Think of building your operating system from the value-creating worker out. Observe the worker and steadily take away each and every bit of nonvalue-creating "work." Continue doing that, engaging the worker in the process, until nothing is left except value-creating work, until all the waste has been eliminated and non-value-creating work isolated and taken away, distributed to support operations.
To achieve that level of lean-ness, you will find that you will simply have to engage the hearts and minds of the people doing the work. You will have to rely on them, just as you have to rely on them to come to work and do their job so you can get paid by your customers.
Once we've recognized that we have no choice but to rely on our employees, it is easy to see the next step, which is that we need to develop them. As the lean saying goes, "Before we make product, we make people."

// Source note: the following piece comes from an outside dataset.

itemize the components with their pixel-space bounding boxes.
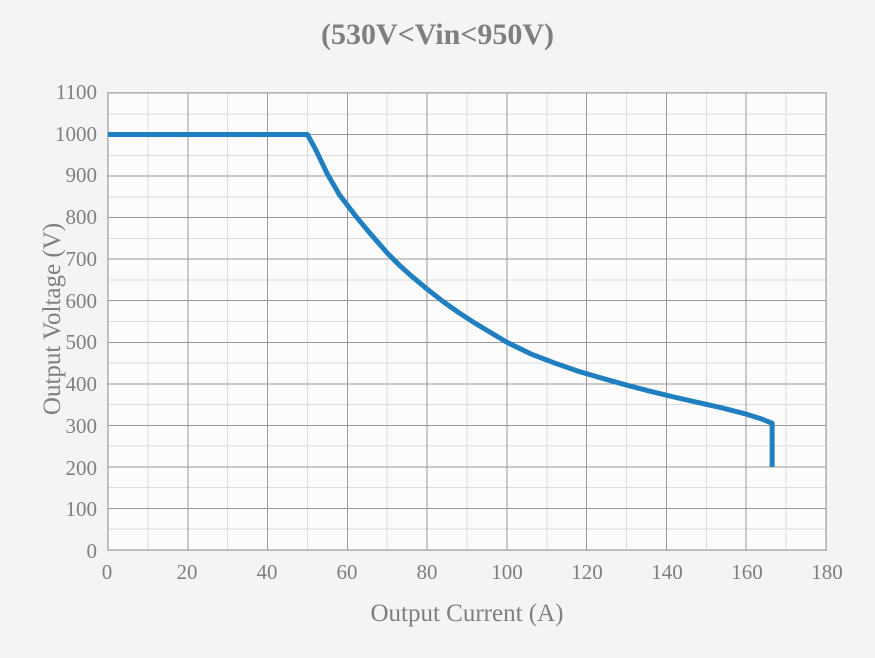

Which leads directly to the most characteristically lean dimension of respect for people: challenge. Respect for people is often mistaken for establishing the enlightened modern democratic workplace in which everyone is treated with great deference, politically correct politeness. Yet, respect demands that we challenge each other to be the best that we can be. The skill of setting challenging expectations is one of the most important skills of lean leadership.
Most of all, respect means doing what we can to make things better for workers, which starts by not making things worse. And we still find leaders doing more of their share of damage even as they try to help!
Which leads to the first rule of gemba walking: "Do no harm!"
A Note on Gemba-Based Leadership
Everywhere we go, we still find overwhelming evidence that the conventional view of leader as answerman (or woman) - the leader who always has a ready answer and whose answer always right - remains strong. And, certainly, the leader's role in providing vision, direction, showing the path to true north is foundational to lean success.
But, we also see overwhelming evidence of the damage done by the broadcast of executive answers that reverberate negatively throughout the organization. I should emphasize that the above guidelines were my own, based on doing gemba visits as an invited, outside observer. It's vital for each of us to consider first, depending on where you work in your organization, where is your real gemba? It's easy for leaders to cause more trouble than they alleviate - CEOs who try to directly eliminate waste often cause more waste than they prevent!
Here are two simple sets of questions for you:
We already asked: "What did you look for the last time you went to the gemba?" "What do you look for (generally) when you go to the gemba?"
Then ask, "What did you do?"
And the subsequent set of questions:
"What will you look for next time you go to the gemba?" "What will you look for (generally) when you go to the gemba?" "What will you do?"
In other words, ask what will you do to help?
Whenever prescriptions are issued from afar, bad things are likely to happen. The best antidote we know? Confirm what is actually happening, as it is happening. Diagnose and prescribe as close in time and place as possible to the work. We think it's one of the most important principles and practices of lean management.